Add the kale, and cook until it softens and has reduced in size by at least a half. Add the vegetable broth, cover the skillet and cook kale for about 10 minutes, or until most of broth has evaporated. Uncover, and heat on high for a few minutes to eliminate any remaining liquid; stir frequently. Add ground pepper to taste, then remove kale from pan and put in a serving bowl. Sprinkle rice vinegar over top and mix in gently.

Serve warm or at room temperature.

Recipe: Thai-Style Quinoa Salad

26 Aug

Quinoa is an Andean super food–one that has been cultivated for thousands of years. A source of complete protein, it is used and cooked like a grain, though it is technically a seed.  Because of its “exceptional nutritional qualities, its agro-ecological adaptability, and its potential contribution in the fight against hunger and malnutrition,” quinoa has been honored by the United Nations: 2013 will be the International Year of  Quinoa.

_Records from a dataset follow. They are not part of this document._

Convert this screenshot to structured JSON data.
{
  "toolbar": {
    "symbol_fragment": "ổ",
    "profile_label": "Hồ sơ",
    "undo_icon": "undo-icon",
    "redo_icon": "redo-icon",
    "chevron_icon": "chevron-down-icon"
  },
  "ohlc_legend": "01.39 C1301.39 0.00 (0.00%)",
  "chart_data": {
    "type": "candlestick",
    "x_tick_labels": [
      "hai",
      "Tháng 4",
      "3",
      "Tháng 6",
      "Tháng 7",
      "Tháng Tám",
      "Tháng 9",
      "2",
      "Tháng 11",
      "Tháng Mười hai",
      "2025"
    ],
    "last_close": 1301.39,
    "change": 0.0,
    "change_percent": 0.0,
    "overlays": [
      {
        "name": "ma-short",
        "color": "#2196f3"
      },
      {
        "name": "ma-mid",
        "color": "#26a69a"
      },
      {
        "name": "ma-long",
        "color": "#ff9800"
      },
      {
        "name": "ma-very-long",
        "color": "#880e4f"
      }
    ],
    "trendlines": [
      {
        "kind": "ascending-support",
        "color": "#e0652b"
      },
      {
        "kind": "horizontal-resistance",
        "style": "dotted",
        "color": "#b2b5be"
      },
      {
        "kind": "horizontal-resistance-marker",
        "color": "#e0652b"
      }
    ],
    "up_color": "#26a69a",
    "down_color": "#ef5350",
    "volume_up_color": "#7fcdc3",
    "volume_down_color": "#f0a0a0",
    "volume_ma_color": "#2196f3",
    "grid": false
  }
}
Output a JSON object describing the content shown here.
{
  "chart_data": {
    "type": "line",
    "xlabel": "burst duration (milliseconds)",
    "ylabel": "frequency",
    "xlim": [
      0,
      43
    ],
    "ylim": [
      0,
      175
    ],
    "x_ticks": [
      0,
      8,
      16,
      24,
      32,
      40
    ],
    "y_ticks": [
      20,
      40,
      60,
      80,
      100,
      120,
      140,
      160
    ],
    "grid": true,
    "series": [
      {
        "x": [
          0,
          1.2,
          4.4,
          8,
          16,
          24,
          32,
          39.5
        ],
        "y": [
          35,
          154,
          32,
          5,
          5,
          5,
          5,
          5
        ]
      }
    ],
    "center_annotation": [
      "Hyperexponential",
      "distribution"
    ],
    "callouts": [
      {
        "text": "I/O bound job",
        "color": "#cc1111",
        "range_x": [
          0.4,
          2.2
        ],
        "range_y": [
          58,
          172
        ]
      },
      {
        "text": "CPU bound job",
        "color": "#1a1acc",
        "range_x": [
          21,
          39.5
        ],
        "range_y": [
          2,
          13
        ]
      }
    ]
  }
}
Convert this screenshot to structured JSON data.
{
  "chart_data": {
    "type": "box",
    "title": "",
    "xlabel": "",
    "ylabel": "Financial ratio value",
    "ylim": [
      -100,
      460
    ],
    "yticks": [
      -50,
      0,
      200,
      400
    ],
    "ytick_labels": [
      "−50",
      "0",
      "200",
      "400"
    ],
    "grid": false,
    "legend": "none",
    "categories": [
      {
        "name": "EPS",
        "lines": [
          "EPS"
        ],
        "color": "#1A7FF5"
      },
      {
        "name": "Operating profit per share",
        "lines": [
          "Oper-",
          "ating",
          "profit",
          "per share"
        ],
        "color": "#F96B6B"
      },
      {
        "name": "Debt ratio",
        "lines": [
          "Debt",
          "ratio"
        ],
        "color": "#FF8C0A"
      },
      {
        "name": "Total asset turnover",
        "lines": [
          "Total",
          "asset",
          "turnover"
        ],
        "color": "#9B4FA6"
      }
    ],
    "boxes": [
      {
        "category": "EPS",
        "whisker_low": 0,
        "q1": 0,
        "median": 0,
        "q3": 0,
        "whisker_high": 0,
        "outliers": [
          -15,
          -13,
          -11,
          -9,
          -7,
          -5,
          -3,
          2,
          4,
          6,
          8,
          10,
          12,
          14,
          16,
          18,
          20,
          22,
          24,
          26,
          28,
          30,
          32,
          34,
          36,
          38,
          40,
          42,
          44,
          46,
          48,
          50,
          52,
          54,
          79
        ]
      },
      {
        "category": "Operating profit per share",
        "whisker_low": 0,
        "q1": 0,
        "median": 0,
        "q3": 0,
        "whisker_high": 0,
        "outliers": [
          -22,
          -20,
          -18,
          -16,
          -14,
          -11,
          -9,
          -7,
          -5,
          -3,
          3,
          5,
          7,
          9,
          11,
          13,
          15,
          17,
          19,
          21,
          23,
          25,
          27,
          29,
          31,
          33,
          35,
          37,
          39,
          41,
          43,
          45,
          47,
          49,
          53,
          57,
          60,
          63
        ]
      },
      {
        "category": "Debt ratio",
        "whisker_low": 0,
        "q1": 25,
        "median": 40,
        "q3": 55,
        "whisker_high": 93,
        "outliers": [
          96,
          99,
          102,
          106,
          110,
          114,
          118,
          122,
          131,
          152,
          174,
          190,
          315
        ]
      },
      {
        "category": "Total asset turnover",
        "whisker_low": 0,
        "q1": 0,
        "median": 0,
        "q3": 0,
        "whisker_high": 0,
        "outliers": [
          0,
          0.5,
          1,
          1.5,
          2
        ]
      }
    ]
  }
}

But quinoa deserves praise for its gastronomic adaptability, too. In this case, it makes a successful appearance in a salad with flavor origins a world away from the Andes. This salad, with its strong Thai accents, is a deliciously light and crisp summer dish.

Thai-Style Quinoa Salad
Serves 8-10
1 c. quinoa, rinsed and drained
1/2 tsp. salt
1 red bell pepper, julienned
1 carrot, shredded
1 small cucumber, peeled, seeded, and sliced (if using English cucumber, no need to peel)
1/3 c. chopped fresh mint
1/2 c. chopped fresh cilantro

6 tbsp. fresh lime juice
1 tbsp. sugar
1 tbsp. fish sauce (can substitute tamari or soy sauce)
1/2 tsp. red pepper flakes

Add quinoa, salt, and 1 1/2 c. water to a sauce pan. Bring to a boil and then reduce heat to low, cover, and cook for 12-15 minutes, until water is absorbed. Turn off heat and let quinoa sit for 5 minutes. Place in a large serving bowl and let cool completely.

When quinoa is cool, add red bell pepper, carrot, and cucumber and mix well.

To make the dressing, whisk together the lime juice and sugar in a small bowl until sugar is dissolved. Stir in the fish sauce/tamari/soy sauce and red pepper flakes. Add the dressing to the salad and toss. Gently mix in the mint and cilantro.